(there will be spoilers)
Let us all be clear – I am not the first to write about Joker. I am not at all original in this concept. But that’s okay. Neither was the film.
Leaving the theatre after Joker (after the long line for the loo, my God NPH please fix a cubicle), I had two prominent thoughts.
What the fuck?
Why the fuck?
It’s no secret at this stage that Joker is controversial at best. An internal struggle in the Guardian demonstrates this, with reviews ranging from a “daring reboot…brilliantly brought to life” (Brooks, five star review) to “the most disappointing film of the year” (Bradshaw, two star review). Obviously, this isn’t just contained within the Guardian. Everyone’s gone fucking crazy. It’s either the most beautiful depiction of poverty and mental illness you’ve ever seen, or dangerous and irresponsible propaganda designed by and for incels celebrating the violence of people who sit and wade in self-pity.
So, in the words of Oprah herself, what is the truth?
I can’t tell you that.
But what I can tell you is, as someone who watched the film in a quiet cinema in St Andrews, I felt very unsettled.
The film itself is beautiful. I cannot and will not deny that. Yes, there have been complaints of its derivativeness and the fact that if Scorsese directed it you wouldn’t be able to tell the difference, but that isn’t necessarily a bad thing (arguments on originality pending). It is clever, the audience doesn’t need to be told what he is feeling. Contrast the initial hiking of the stairs to his apartment, the darkness of the first half of the film, to the light and colour once he is free of everything he perceives as hinderance. You feel your perception begin to shift, he is no longer someone to pity but rather fear, (which that is told almost entirely through the use of colour). Phoenix’s acting is bloody brilliant; the way he controls the character, shows pain in his eyes despite hysterical laughter coming from his mouth, you do feel yourself pitying him for a large portion of the film. He’s almost too good for the role, humanising a warped man no longer connected to reality by any kind of string.
But this, for me, was tainted by a constant sour taste in my mouth.
The faction of criticism that argues the film is irresponsible has a point. Take a look at the history of the Joker in media. The main group that has taken him in, accepted him as an icon of their own, is the incel. The Joker has become something of a role model to them, used as icons on incel forums, for making ‘Deep Points’ such as the one below. It has been this way since the days of Heath Ledger. He embodies those rejected from society, those angry to be in that position, those desperate to break into the world of Chads.

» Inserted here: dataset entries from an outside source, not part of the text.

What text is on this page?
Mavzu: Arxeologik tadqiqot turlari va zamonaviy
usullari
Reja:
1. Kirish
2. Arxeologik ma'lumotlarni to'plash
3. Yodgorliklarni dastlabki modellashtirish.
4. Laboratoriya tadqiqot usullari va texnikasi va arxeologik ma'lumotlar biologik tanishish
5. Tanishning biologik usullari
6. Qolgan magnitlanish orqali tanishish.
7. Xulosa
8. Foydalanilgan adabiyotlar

And yes, I highly doubt that when Finger, Kane and Robinson sat down in 1940, the words Chad and Stacey and the image of a sad man sat in his mum’s basement came to mind, but that is the association people are beginning to create with their character. For some reason, he is the rejected one, the one looked up to by these communities. The authors are dead. Long live the Incels.
And that is where the film’s irresponsibility comes in. The associations to incel culture are clear: sad lonely man living with his mother, rejected by everyone, mentally ill but no one listens to him, imagining an entire relationship with a woman he saw that one time in a lift and then mentally snaps when it transpires she actually doesn’t want him. I had a small look at incel forums before writing this, just to see if the criticisms were at all based in truth, and my God.
I get it, don’t generalise a group, and to be fair to the incels (not something I thought I’d be saying) there is a contingency saying that they didn’t associate the film with their community. But there is a larger part that at least partially have and agree with the premise. A mentally ill loner abandoned by society and treated like trash. Shooting anyone they didn’t like. And being widely and societally praised for it. Accepted. In this political climate, a congratulations to a white man feeling rejected and consequentially shooting people because of it seems wrong at best. That is why nine African Americans were murdered in Charleston. That is why twenty two people were murdered in a Walmart in El Paso. That is why screenings have been shut down due to violent threats, that is why literal servicemen have been warned about Joker screenings.
Art is about communicating a message, about connecting to an audience and telling a story. The director who claims woke culture killed comedy, who unforgivably made The Hangover movies, has decided his message he wants to communicate is “Feel rejected? Kill everyone who you think is the reason why. People will love you for it.”
And for a character—a franchise—that resonates so strongly with people whose entire identity is based around being rejected and being angry for that exact reason, to state this is irresponsible. It is dangerous. Why are we encouraging this? It may seem extreme, but if you feel isolated and angry, it doesn’t take much to push you one way or the other.
There is something to be said for the fearful backlash toJoker. Yes, it is poignant and makes some good comments on our society, but when it’s spoken through the words of someone so angry and resentful, so inclined to violence and wanting to be celebrated, there needs to be a point where we stop listening. There were brilliant ways to do this commentary, to do this film. Phillip’s Joker (2019) wasn’t one of them.